Rivera has won two Tony Awards as Best Leading Actress in a Musical and received eight additional Tony nominations for a record ten Tony nominations over her long career. Her electric performance as Anita in the original Broadway production of West Side Story brought her stardom, which she repeated in the London production. She recently starred in The Visit, the final John Kander/Fred Ebb/Terrence McNally musical directed by Doyle and choreographed by Graciela Daniele on Broadway. She starred in the Broadway revival of The Mystery of Edwin Drood, the Broadway and touring productions of The Dancer’s Life, which celebrated her theatrical career, and the revival of the Broadway musical Nine with Antonio Banderas. She trained in ballet from age 11 before receiving a scholarship to the School of American Ballet from legendary choreographer George Balanchine. Her career is highlighted by starring roles in Bye Bye Birdie; The Rink, for which she received her first Tony Award; Chicago; Jerry’s Girls; Kiss of the Spider Woman, for which she received her second Tony Award; and the original Broadway casts of Guys and Dolls, Can-Can, Seventh Heaven and Mr. Wonderful. Rivera was awarded The Presidential Medal of Freedom by President Barack Obama in 2009. She was a Kennedy Center Honoree in 2002, the first Hispanic woman chosen to receive this award. In 2015, PBS’s Great Performances aired Chita Rivera: A Lot of Livin’ To Do, a retrospective on her extraordinary life and career.

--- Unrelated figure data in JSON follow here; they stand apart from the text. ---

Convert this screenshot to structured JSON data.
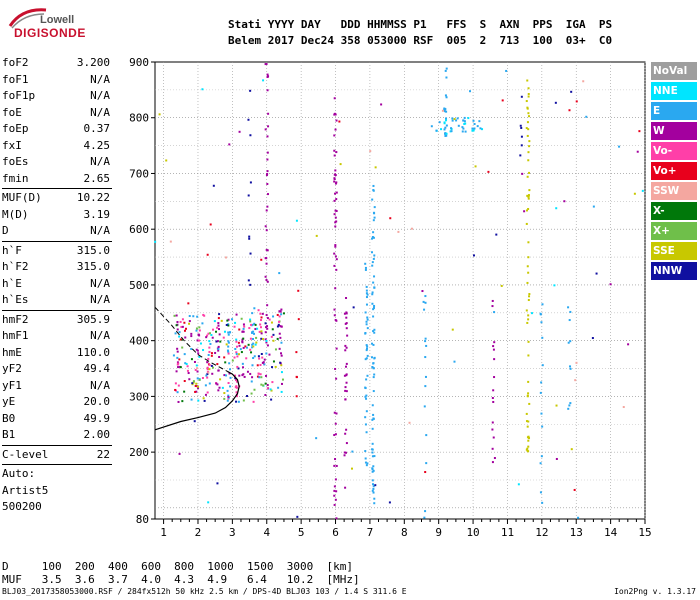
{
  "logo": {
    "top": "Lowell",
    "bottom": "DIGISONDE"
  },
  "header": {
    "line1": "Stati YYYY DAY   DDD HHMMSS P1   FFS  S  AXN  PPS  IGA  PS",
    "line2": "Belem 2017 Dec24 358 053000 RSF  005  2  713  100  03+  C0"
  },
  "params": {
    "group1": [
      {
        "name": "foF2",
        "value": "3.200"
      },
      {
        "name": "foF1",
        "value": "N/A"
      },
      {
        "name": "foF1p",
        "value": "N/A"
      },
      {
        "name": "foE",
        "value": "N/A"
      },
      {
        "name": "foEp",
        "value": "0.37"
      },
      {
        "name": "fxI",
        "value": "4.25"
      },
      {
        "name": "foEs",
        "value": "N/A"
      },
      {
        "name": "fmin",
        "value": "2.65"
      }
    ],
    "group2": [
      {
        "name": "MUF(D)",
        "value": "10.22"
      },
      {
        "name": "M(D)",
        "value": "3.19"
      },
      {
        "name": "D",
        "value": "N/A"
      }
    ],
    "group3": [
      {
        "name": "h`F",
        "value": "315.0"
      },
      {
        "name": "h`F2",
        "value": "315.0"
      },
      {
        "name": "h`E",
        "value": "N/A"
      },
      {
        "name": "h`Es",
        "value": "N/A"
      }
    ],
    "group4": [
      {
        "name": "hmF2",
        "value": "305.9"
      },
      {
        "name": "hmF1",
        "value": "N/A"
      },
      {
        "name": "hmE",
        "value": "110.0"
      },
      {
        "name": "yF2",
        "value": "49.4"
      },
      {
        "name": "yF1",
        "value": "N/A"
      },
      {
        "name": "yE",
        "value": "20.0"
      },
      {
        "name": "B0",
        "value": "49.9"
      },
      {
        "name": "B1",
        "value": "2.00"
      }
    ],
    "group5": [
      {
        "name": "C-level",
        "value": "22"
      }
    ],
    "auto": [
      "Auto:",
      "Artist5",
      "500200"
    ]
  },
  "legend": [
    {
      "label": "NoVal",
      "color": "#9e9e9e"
    },
    {
      "label": "NNE",
      "color": "#00e5ff"
    },
    {
      "label": "E",
      "color": "#2aa8f0"
    },
    {
      "label": "W",
      "color": "#a3009e"
    },
    {
      "label": "Vo-",
      "color": "#ff3fa8"
    },
    {
      "label": "Vo+",
      "color": "#e8001c"
    },
    {
      "label": "SSW",
      "color": "#f4a7a0"
    },
    {
      "label": "X-",
      "color": "#00780a"
    },
    {
      "label": "X+",
      "color": "#6fbf4a"
    },
    {
      "label": "SSE",
      "color": "#c8c800"
    },
    {
      "label": "NNW",
      "color": "#1010a0"
    }
  ],
  "muf_table": {
    "line1": "D     100  200  400  600  800  1000  1500  3000  [km]",
    "line2": "MUF   3.5  3.6  3.7  4.0  4.3  4.9   6.4   10.2  [MHz]"
  },
  "footer": {
    "left": "BLJ03_2017358053000.RSF / 284fx512h 50 kHz 2.5 km / DPS-4D BLJ03 103 / 1.4 S 311.6 E",
    "right": "Ion2Png v. 1.3.17"
  },
  "chart_data": {
    "type": "scatter",
    "xlim": [
      0.75,
      15
    ],
    "ylim": [
      80,
      900
    ],
    "x_ticks": [
      "1",
      "2",
      "3",
      "4",
      "5",
      "6",
      "7",
      "8",
      "9",
      "10",
      "11",
      "12",
      "13",
      "14",
      "15"
    ],
    "y_ticks": [
      "80",
      "200",
      "300",
      "400",
      "500",
      "600",
      "700",
      "800",
      "900"
    ],
    "grid": true,
    "profile_solid": [
      [
        0.75,
        240
      ],
      [
        1.5,
        255
      ],
      [
        2.0,
        262
      ],
      [
        2.5,
        270
      ],
      [
        2.8,
        280
      ],
      [
        3.0,
        292
      ],
      [
        3.15,
        305
      ],
      [
        3.2,
        318
      ],
      [
        3.15,
        330
      ],
      [
        3.0,
        340
      ],
      [
        2.85,
        345
      ]
    ],
    "profile_dashed": [
      [
        0.75,
        460
      ],
      [
        1.2,
        430
      ],
      [
        1.6,
        400
      ],
      [
        2.0,
        375
      ],
      [
        2.4,
        360
      ],
      [
        2.7,
        350
      ],
      [
        2.85,
        345
      ]
    ],
    "traces": [
      {
        "x": 1.4,
        "y0": 290,
        "y1": 480,
        "color": "W",
        "density": 8
      },
      {
        "x": 2.0,
        "y0": 300,
        "y1": 420,
        "color": "W",
        "density": 10
      },
      {
        "x": 2.3,
        "y0": 300,
        "y1": 420,
        "color": "Vo-",
        "density": 12
      },
      {
        "x": 2.6,
        "y0": 300,
        "y1": 440,
        "color": "W",
        "density": 14
      },
      {
        "x": 2.9,
        "y0": 300,
        "y1": 430,
        "color": "E",
        "density": 14
      },
      {
        "x": 3.1,
        "y0": 300,
        "y1": 440,
        "color": "Vo-",
        "density": 14
      },
      {
        "x": 3.3,
        "y0": 310,
        "y1": 430,
        "color": "W",
        "density": 10
      },
      {
        "x": 3.6,
        "y0": 330,
        "y1": 460,
        "color": "E",
        "density": 14
      },
      {
        "x": 3.8,
        "y0": 330,
        "y1": 460,
        "color": "Vo-",
        "density": 12
      },
      {
        "x": 4.0,
        "y0": 300,
        "y1": 900,
        "color": "W",
        "density": 40
      },
      {
        "x": 4.4,
        "y0": 330,
        "y1": 470,
        "color": "W",
        "density": 10
      },
      {
        "x": 4.9,
        "y0": 300,
        "y1": 500,
        "color": "Vo+",
        "density": 6
      },
      {
        "x": 6.0,
        "y0": 80,
        "y1": 840,
        "color": "W",
        "density": 60
      },
      {
        "x": 6.3,
        "y0": 120,
        "y1": 500,
        "color": "W",
        "density": 30
      },
      {
        "x": 6.9,
        "y0": 140,
        "y1": 540,
        "color": "E",
        "density": 40
      },
      {
        "x": 7.1,
        "y0": 100,
        "y1": 680,
        "color": "E",
        "density": 70
      },
      {
        "x": 8.6,
        "y0": 80,
        "y1": 500,
        "color": "E",
        "density": 14
      },
      {
        "x": 9.2,
        "y0": 760,
        "y1": 900,
        "color": "E",
        "density": 18
      },
      {
        "x": 10.6,
        "y0": 180,
        "y1": 480,
        "color": "W",
        "density": 16
      },
      {
        "x": 11.6,
        "y0": 200,
        "y1": 880,
        "color": "SSE",
        "density": 60
      },
      {
        "x": 12.0,
        "y0": 80,
        "y1": 500,
        "color": "E",
        "density": 14
      },
      {
        "x": 12.8,
        "y0": 260,
        "y1": 470,
        "color": "E",
        "density": 10
      },
      {
        "x": 11.4,
        "y0": 520,
        "y1": 880,
        "color": "NNW",
        "density": 6
      },
      {
        "x": 3.5,
        "y0": 500,
        "y1": 900,
        "color": "NNW",
        "density": 10
      }
    ],
    "cluster": {
      "x0": 1.3,
      "x1": 4.5,
      "y0": 290,
      "y1": 450,
      "count": 260
    },
    "band_800": {
      "x0": 8.8,
      "x1": 10.3,
      "y0": 770,
      "y1": 800,
      "count": 40
    }
  }
}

Doyle is a Tony Award-winning director recognized for his work on the Broadway revivals of Sweeney Todd and Company. This past year he received a Drama Desk Award as Best Director of a Musical for his revival of The Color Purple, for which he was also nominated for a Tony Award. His other credits in the U.S. include productions of The Visit (Tony nomination for Best Musical, Drama Desk nomination for Best Director); Mahagonny (Los Angeles Opera, two Grammy Awards); Passion (Classic Stage Company, Drama Desk nomination for Best Director of a Musical); Road Show (Public Theatre); Caucasian Chalk Circle (American Conservatory Theatre); and Kiss Me Kate (Stratford Festival Theatre). As well as numerous credits in London’s West End, Doyle has also directed at Sydney Opera House, the Metropolitan Opera, Houston Grand Opera, La Fenice in Venice, Williamstown Theatre Festival, Second Stage Theatre, Princeton’s McCarter theatre, and Cincinnati Playhouse in the Park. He has taught in Princeton’s Program in Theater and the Princeton Atelier for the past three years, and is the artistic director of Class Stage Company in New York City.
Doyle’s class hosted other discussions on American musical theater figures throughout the semester in conversations with president of the Rodgers & Hammerstein Organization Ted Chapin; Tony-nominated choreographer and director Graciela Daniele; Tony Award-winner Donna McKechnie, who originated the role of Cassie in Broadway’s A Chorus Line; Tony, Grammy, Emmy, and Academy Award-winning orchestrator and composer Jonathan Tunick; and four-time Tony Award-winning playwright Terrence McNally.
The series is supported in part by the David A. Gardner ’69 Magic Project in the Council of the Humanities.
The new Program in Music Theater is a collaboration among Princeton’s Program in Theater, Program in Dance, and Department of Music, which brings together students, faculty, and guest artists in the creation, study, and performance of music theater—that is, any theatrical form that combines singing, acting, and movement—in order to support and develop it as both an artistic practice and a scholarly field of study.